Mike Buess Origin WebRing Member
Edited by - Mike Buess on 02/27/2003 12:20:31 PM |
hajo_old |
Posted - 02/27/2003 : 10:50:18 AM Thanks Mike
is that feature somewhere documented?
Hajo
-- -- Dipl.-Ing. Hans-Joerg Koch Siemens VDO, Regensburg
SVDO_Origin1 |
Mike Buess |
Posted - 02/27/2003 : 10:42:20 AM Hi Hajo,
You can find out what a menu command does as follows.
1> Open script window. 2> Press <Ctrl>+<Shift> and select the menu item you're interested in. 3> The menu ID for that command shows up in the script window. 4> Additionally, if the command launches a LabTalk script then the relevant run.section() command shows up in the script window and the scrift file opens to that section in CodeBuilder.
When I tried that with Analysis -> Average Multiple Curves I saw the following in the script window...

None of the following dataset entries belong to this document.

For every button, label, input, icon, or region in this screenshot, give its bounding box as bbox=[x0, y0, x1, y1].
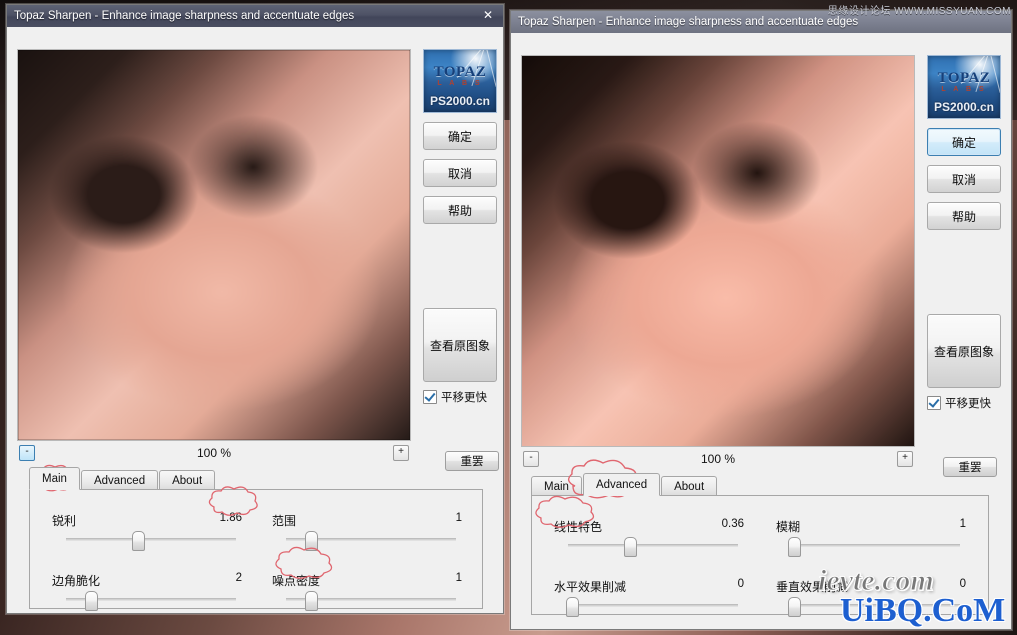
zoom-level-label: 100 % bbox=[196, 446, 232, 460]
left-zoom-bar: - 100 % + bbox=[19, 445, 409, 461]
slider-track[interactable] bbox=[788, 597, 960, 617]
right-image-preview[interactable] bbox=[521, 55, 915, 447]
right-titlebar: Topaz Sharpen - Enhance image sharpness … bbox=[511, 11, 1011, 34]
logo-sub-text: L A B S bbox=[941, 86, 987, 93]
topaz-labs-logo: TOPAZ L A B S PS2000.cn bbox=[423, 49, 497, 113]
reset-button[interactable]: 重罢 bbox=[943, 457, 997, 477]
ok-button[interactable]: 确定 bbox=[423, 122, 497, 150]
slider-value: 0 bbox=[959, 578, 966, 590]
tab-advanced[interactable]: Advanced bbox=[80, 470, 159, 490]
slider-track[interactable] bbox=[286, 591, 456, 611]
tab-about[interactable]: About bbox=[661, 476, 718, 496]
slider-track[interactable] bbox=[568, 537, 738, 557]
right-settings-panel: 线性特色 0.36 模糊 1 水平效果削减 0 垂直效果削减 0 bbox=[531, 495, 989, 617]
help-button[interactable]: 帮助 bbox=[423, 196, 497, 224]
slider-track[interactable] bbox=[286, 531, 456, 551]
pan-faster-label: 平移更快 bbox=[945, 398, 991, 410]
left-image-preview[interactable] bbox=[17, 49, 411, 441]
logo-brand-text: TOPAZ bbox=[433, 64, 487, 80]
slider-thumb[interactable] bbox=[566, 597, 580, 617]
slider-thumb[interactable] bbox=[304, 531, 318, 551]
pan-faster-checkbox-row[interactable]: 平移更快 bbox=[927, 395, 999, 411]
slider-value: 1 bbox=[455, 512, 462, 524]
slider-thumb[interactable] bbox=[132, 531, 146, 551]
cancel-button[interactable]: 取消 bbox=[927, 165, 1001, 193]
view-original-image-button[interactable]: 查看原图象 bbox=[927, 314, 1001, 388]
topaz-labs-logo: TOPAZ L A B S PS2000.cn bbox=[927, 55, 1001, 119]
view-original-image-button[interactable]: 查看原图象 bbox=[423, 308, 497, 382]
slider-label: 模糊 bbox=[776, 520, 801, 534]
slider-track[interactable] bbox=[66, 531, 236, 551]
left-side-toolbar: TOPAZ L A B S PS2000.cn 确定 取消 帮助 查看原图象 平… bbox=[423, 49, 497, 405]
pan-faster-checkbox-row[interactable]: 平移更快 bbox=[423, 389, 495, 405]
pan-faster-checkbox[interactable] bbox=[423, 390, 437, 404]
slider-thumb[interactable] bbox=[788, 597, 802, 617]
left-window-body: TOPAZ L A B S PS2000.cn 确定 取消 帮助 查看原图象 平… bbox=[7, 27, 503, 613]
slider-label: 水平效果削减 bbox=[554, 580, 627, 594]
close-icon[interactable]: ✕ bbox=[479, 7, 497, 23]
left-titlebar: Topaz Sharpen - Enhance image sharpness … bbox=[7, 5, 503, 28]
slider-label: 范围 bbox=[272, 514, 297, 528]
slider-value: 1 bbox=[959, 518, 966, 530]
zoom-out-button[interactable]: - bbox=[19, 445, 35, 461]
slider-label: 噪点密度 bbox=[272, 574, 321, 588]
logo-site-text: PS2000.cn bbox=[429, 94, 491, 108]
slider-value: 2 bbox=[235, 572, 242, 584]
slider-track[interactable] bbox=[566, 597, 738, 617]
slider-value: 0.36 bbox=[721, 518, 744, 530]
left-dialog-window: Topaz Sharpen - Enhance image sharpness … bbox=[6, 4, 504, 614]
slider-thumb[interactable] bbox=[84, 591, 98, 611]
slider-label: 垂直效果削减 bbox=[776, 580, 849, 594]
tab-main[interactable]: Main bbox=[531, 476, 582, 496]
logo-site-text: PS2000.cn bbox=[933, 100, 995, 114]
right-zoom-bar: - 100 % + bbox=[523, 451, 913, 467]
right-window-body: TOPAZ L A B S PS2000.cn 确定 取消 帮助 查看原图象 平… bbox=[511, 33, 1011, 629]
left-tab-strip: Main Advanced About bbox=[29, 467, 216, 490]
preview-photo-soft bbox=[18, 50, 410, 440]
slider-label: 锐利 bbox=[52, 514, 77, 528]
tab-about[interactable]: About bbox=[159, 470, 216, 490]
right-side-toolbar: TOPAZ L A B S PS2000.cn 确定 取消 帮助 查看原图象 平… bbox=[927, 55, 1001, 411]
screenshot-root: Topaz Sharpen - Enhance image sharpness … bbox=[0, 0, 1017, 635]
right-window-title: Topaz Sharpen - Enhance image sharpness … bbox=[518, 16, 859, 28]
ok-button[interactable]: 确定 bbox=[927, 128, 1001, 156]
pan-faster-label: 平移更快 bbox=[441, 392, 487, 404]
slider-thumb[interactable] bbox=[304, 591, 318, 611]
zoom-level-label: 100 % bbox=[700, 452, 736, 466]
logo-sub-text: L A B S bbox=[437, 80, 483, 87]
right-dialog-window: Topaz Sharpen - Enhance image sharpness … bbox=[510, 10, 1012, 630]
zoom-in-button[interactable]: + bbox=[393, 445, 409, 461]
left-window-title: Topaz Sharpen - Enhance image sharpness … bbox=[14, 10, 355, 22]
slider-label: 边角脆化 bbox=[52, 574, 101, 588]
left-settings-panel: 锐利 1.86 范围 1 边角脆化 2 噪点密度 1 bbox=[29, 489, 483, 611]
pan-faster-checkbox[interactable] bbox=[927, 396, 941, 410]
slider-track[interactable] bbox=[66, 591, 236, 611]
help-button[interactable]: 帮助 bbox=[927, 202, 1001, 230]
tab-advanced[interactable]: Advanced bbox=[582, 473, 661, 496]
slider-value: 0 bbox=[737, 578, 744, 590]
tab-main[interactable]: Main bbox=[29, 467, 80, 490]
slider-thumb[interactable] bbox=[624, 537, 638, 557]
slider-track[interactable] bbox=[788, 537, 960, 557]
reset-button[interactable]: 重罢 bbox=[445, 451, 499, 471]
logo-brand-text: TOPAZ bbox=[937, 70, 991, 86]
preview-photo-sharpened bbox=[522, 56, 914, 446]
right-tab-strip: Main Advanced About bbox=[531, 473, 718, 496]
slider-thumb[interactable] bbox=[788, 537, 802, 557]
zoom-out-button[interactable]: - bbox=[523, 451, 539, 467]
zoom-in-button[interactable]: + bbox=[897, 451, 913, 467]
slider-value: 1.86 bbox=[219, 512, 242, 524]
cancel-button[interactable]: 取消 bbox=[423, 159, 497, 187]
slider-value: 1 bbox=[455, 572, 462, 584]
slider-label: 线性特色 bbox=[554, 520, 603, 534]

Menu id=34160 run.section(GRANALY,AveCurves)
So there are two methods you can use to run that menu command from LabTalk (or OriginC with LT_execute).
1> menu -e 34160; // run the command with the given menuID. 2> run.section(GRANALY,AveCurves); // run the script section
Note that menuIDs can change from one Origin version to the next, so method 2 is more reliable.